The Importance of Food and Nutrition in Your Daily Life
Food is one of the basic necessities for life. It contains nutrients, which are substances needed for the growth and repair of body tissues and for the regulation of bodily functions.
Good nutrition includes eating a mixture of foods from the 5 major food groups to get the best variety of nutrients. It also avoids consuming foods and drinks that are high in saturated fat, added salt, sugars and kilojoules.
Food is one of the human body’s basic necessities and contains nutrients – substances essential for the growth, repair and maintenance of the body tissues and for the regulation of vital processes. Nutrition is the science that studies food and the factors that influence eating habits, and how they affect our health.
A healthy diet provides the body with all the necessary nutrients, including carbohydrates, proteins, fats, minerals and vitamins. The main classes of nutrients are called macronutrients and micronutrients. The body needs carbohydrates to supply energy in the form of calories, while protein supplies amino acids that are used to build and maintain muscle. The body also requires fats to provide insulation and lubrication, and to help with the absorption of some minerals.
The nutritional needs of a person vary throughout life. Infants and children have different requirements than adults, as do pregnant women and the elderly.
Eating a balanced diet means choosing a variety of foods from the 5 food groups daily, in the recommended amounts. Limiting foods and drinks that are high in saturated fat, added salt and sugar can help to control weight and protect against chronic disease.
The Dietary Guidelines for Americans provide today’s best scientific advice on the selection of foods to promote health and prevent disease. They are prepared by a Federal Advisory Committee, in consultation with the Departments of Agriculture and Health and Human Services, and are subject to an extensive review process within and outside of government.
The current Dietary Guidelines for Americans are designed to help all people meet their nutrient needs at every life stage by promoting healthy eating patterns and limiting unhealthy choices. The Guidelines do not endorse a single popular diet or specific food or beverage, but they do stress the importance of following a dietary pattern that is high in nutrient-dense foods while staying within an appropriate number of calories.
Eating a balanced diet means getting a variety of foods and beverages from each of the 5 food groups each day in the recommended amounts. This provides the nutrients your body needs and helps prevent boredom with meals. Eating a wide range of foods also reduces the risk of developing chronic diseases, such as heart disease and diabetes.
It is also important to limit intake of foods and drinks that are higher in added sugars, saturated fat and sodium. These are known as discretionary choices and should be eaten sparingly. Finally, it is important to follow safe food handling recommendations to minimise the risk of food-borne illness.
The human body requires nutrients in order to function and maintain health. The body cannot produce some nutrients, therefore they must be obtained through dietary sources. These nutrients are often called essential. If the body does not get enough of these nutrients through diet, a nutritional deficiency may result. The different classes of nutrients are carbohydrates, lipids (fats), proteins and water.
The body uses carbohydrates as a main energy source, turning them into glucose or blood sugar. Glucose provides energy for cells, tissues and organs. The body also stores any extra sugar in the liver and muscles for use when needed. Lipids are fats that the body uses to build structures such as cell membranes and hormones. Proteins are the building blocks of muscle and tissue. The body produces some amino acids, but many come from food. Amino acids are absorbed by the small intestine and transported to the blood where they provide energy in the form of adenosine triphosphate or ATP.
Vitamins and minerals are also important micronutrients. These include vitamins A, C and E, folic acid, magnesium, potassium, calcium, iron, zinc and copper. The best way to get these is through a well-balanced, varied diet of whole foods. This includes fruits, vegetables, legumes, nuts and seeds, low-fat dairy foods, and whole grain breads and cereals.
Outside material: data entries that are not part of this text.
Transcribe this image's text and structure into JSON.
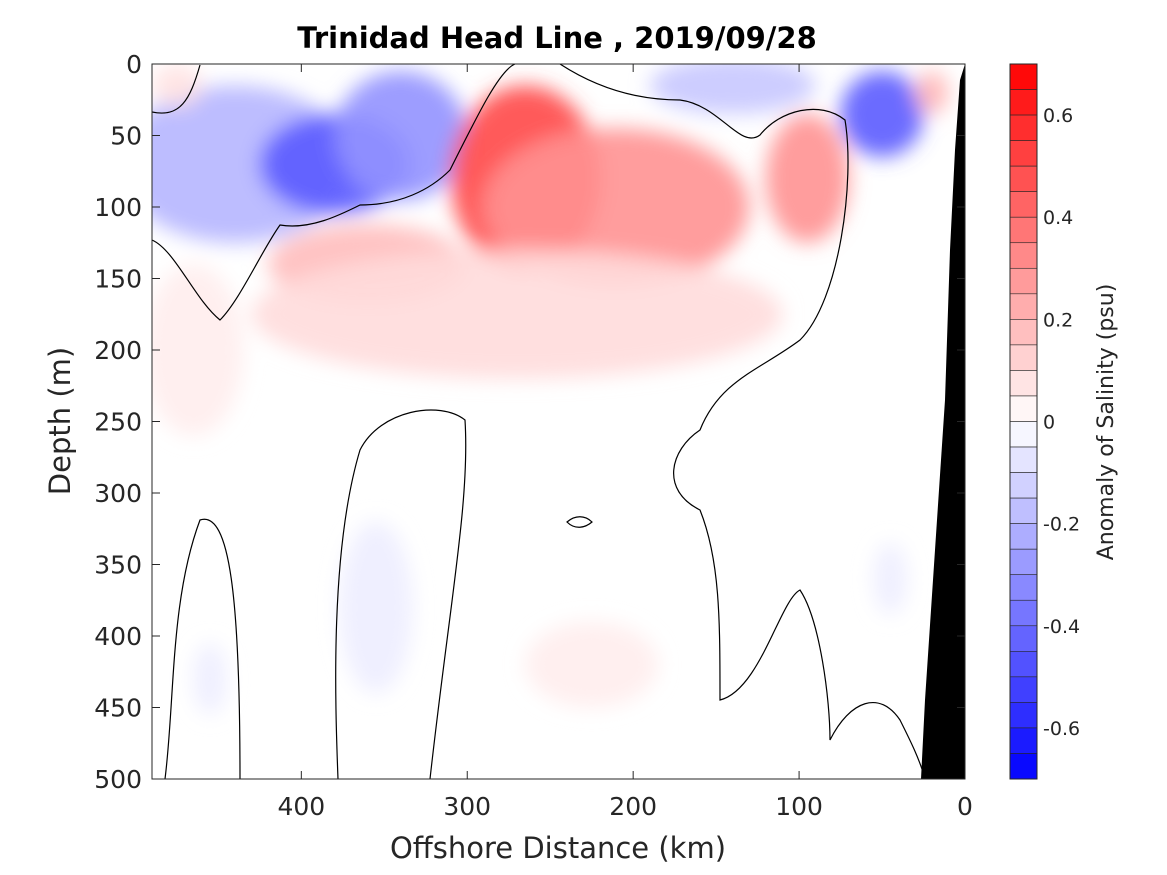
{
  "chart_data": {
    "type": "heatmap",
    "title": "Trinidad Head Line , 2019/09/28",
    "xlabel": "Offshore Distance (km)",
    "ylabel": "Depth (m)",
    "xlim": [
      490,
      0
    ],
    "ylim": [
      0,
      500
    ],
    "x_ticks": [
      400,
      300,
      200,
      100,
      0
    ],
    "y_ticks": [
      0,
      50,
      100,
      150,
      200,
      250,
      300,
      350,
      400,
      450,
      500
    ],
    "colorbar": {
      "label": "Anomaly of Salinity (psu)",
      "range": [
        -0.7,
        0.7
      ],
      "step": 0.05,
      "ticks": [
        0.6,
        0.4,
        0.2,
        0,
        -0.2,
        -0.4,
        -0.6
      ],
      "colors": {
        "positive": "#ff0000",
        "negative": "#0000ff",
        "neutral": "#ffffff"
      }
    },
    "annotations": {
      "bottom_fill": "land / seafloor (black)",
      "contour": "0 psu"
    },
    "features": [
      {
        "x": 440,
        "y": 70,
        "rx": 70,
        "ry": 55,
        "value": -0.2
      },
      {
        "x": 380,
        "y": 70,
        "rx": 45,
        "ry": 35,
        "value": -0.45
      },
      {
        "x": 340,
        "y": 50,
        "rx": 40,
        "ry": 45,
        "value": -0.3
      },
      {
        "x": 475,
        "y": 15,
        "rx": 15,
        "ry": 15,
        "value": 0.08
      },
      {
        "x": 265,
        "y": 80,
        "rx": 45,
        "ry": 65,
        "value": 0.5
      },
      {
        "x": 210,
        "y": 100,
        "rx": 80,
        "ry": 55,
        "value": 0.3
      },
      {
        "x": 360,
        "y": 140,
        "rx": 60,
        "ry": 28,
        "value": 0.18
      },
      {
        "x": 270,
        "y": 175,
        "rx": 160,
        "ry": 45,
        "value": 0.1
      },
      {
        "x": 95,
        "y": 80,
        "rx": 25,
        "ry": 45,
        "value": 0.3
      },
      {
        "x": 50,
        "y": 35,
        "rx": 25,
        "ry": 30,
        "value": -0.45
      },
      {
        "x": 140,
        "y": 15,
        "rx": 50,
        "ry": 20,
        "value": -0.15
      },
      {
        "x": 20,
        "y": 20,
        "rx": 10,
        "ry": 15,
        "value": 0.2
      },
      {
        "x": 465,
        "y": 200,
        "rx": 30,
        "ry": 60,
        "value": 0.05
      },
      {
        "x": 355,
        "y": 380,
        "rx": 22,
        "ry": 60,
        "value": -0.05
      },
      {
        "x": 225,
        "y": 420,
        "rx": 40,
        "ry": 30,
        "value": 0.05
      },
      {
        "x": 455,
        "y": 430,
        "rx": 10,
        "ry": 25,
        "value": -0.05
      },
      {
        "x": 45,
        "y": 360,
        "rx": 10,
        "ry": 25,
        "value": -0.05
      }
    ]
  }
}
The food we consume provides the energy our bodies need to function. This energy comes from carbohydrates, proteins and fats. Food also contains non-caloric nutrients such as fiber, vitamins and minerals, which provide other benefits such as lowering blood cholesterol levels and reducing the risk of heart disease.
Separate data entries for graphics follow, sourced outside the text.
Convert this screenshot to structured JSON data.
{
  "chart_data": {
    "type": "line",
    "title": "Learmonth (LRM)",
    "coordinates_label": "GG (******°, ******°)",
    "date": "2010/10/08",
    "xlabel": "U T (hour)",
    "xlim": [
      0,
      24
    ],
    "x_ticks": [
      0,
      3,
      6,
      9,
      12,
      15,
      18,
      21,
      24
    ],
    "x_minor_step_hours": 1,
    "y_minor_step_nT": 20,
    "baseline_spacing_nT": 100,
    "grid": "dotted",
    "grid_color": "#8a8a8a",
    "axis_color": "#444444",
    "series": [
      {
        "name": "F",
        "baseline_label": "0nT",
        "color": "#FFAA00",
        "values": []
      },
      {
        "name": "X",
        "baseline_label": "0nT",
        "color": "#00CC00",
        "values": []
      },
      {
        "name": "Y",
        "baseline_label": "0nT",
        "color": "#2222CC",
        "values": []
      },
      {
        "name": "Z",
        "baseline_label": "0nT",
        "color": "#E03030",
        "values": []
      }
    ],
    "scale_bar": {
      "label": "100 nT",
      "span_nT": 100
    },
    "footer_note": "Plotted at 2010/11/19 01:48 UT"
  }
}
There are two major types of foods: those obtained from animals and those obtained from plants. Animal-derived foods include fish, meats and dairy products. Plant-derived foods include fruits, vegetables and whole grains. Fruits and vegetables contain important vitamins and minerals. They also provide a source of dietary fiber and healthful phytochemicals, which can help prevent some cancers.
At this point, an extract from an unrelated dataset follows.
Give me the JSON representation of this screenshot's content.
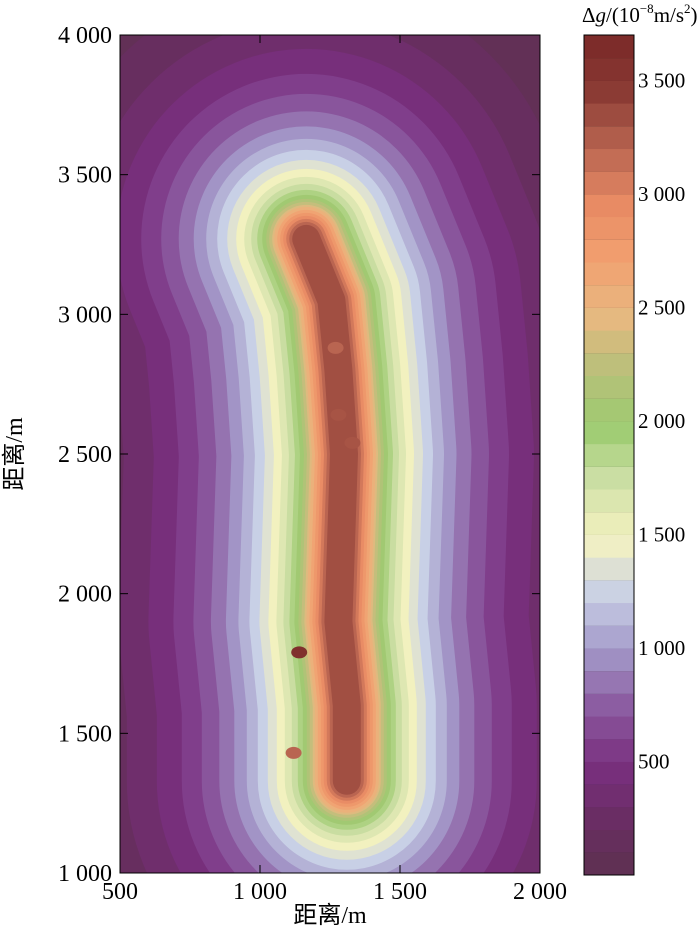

Vegetables can be found in a wide variety of colors, flavors and textures. The vegetable food group includes dark green vegetables, red and orange vegetables, starchy vegetables and legumes (beans and peas).
Milk and dairy products are an excellent source of protein and calcium. Dairy products come from the milk of mammals, including cows, sheep and goats. Eggs are another high-protein food. They can be eaten boiled, fried, scrambled or in baked goods. Other foods from animals are yogurt, cheese and ice cream, which contain proteins and fatty acids. A diet high in these foods should be limited as they can increase the risk of obesity and heart disease. Oils are another nutrient-dense food.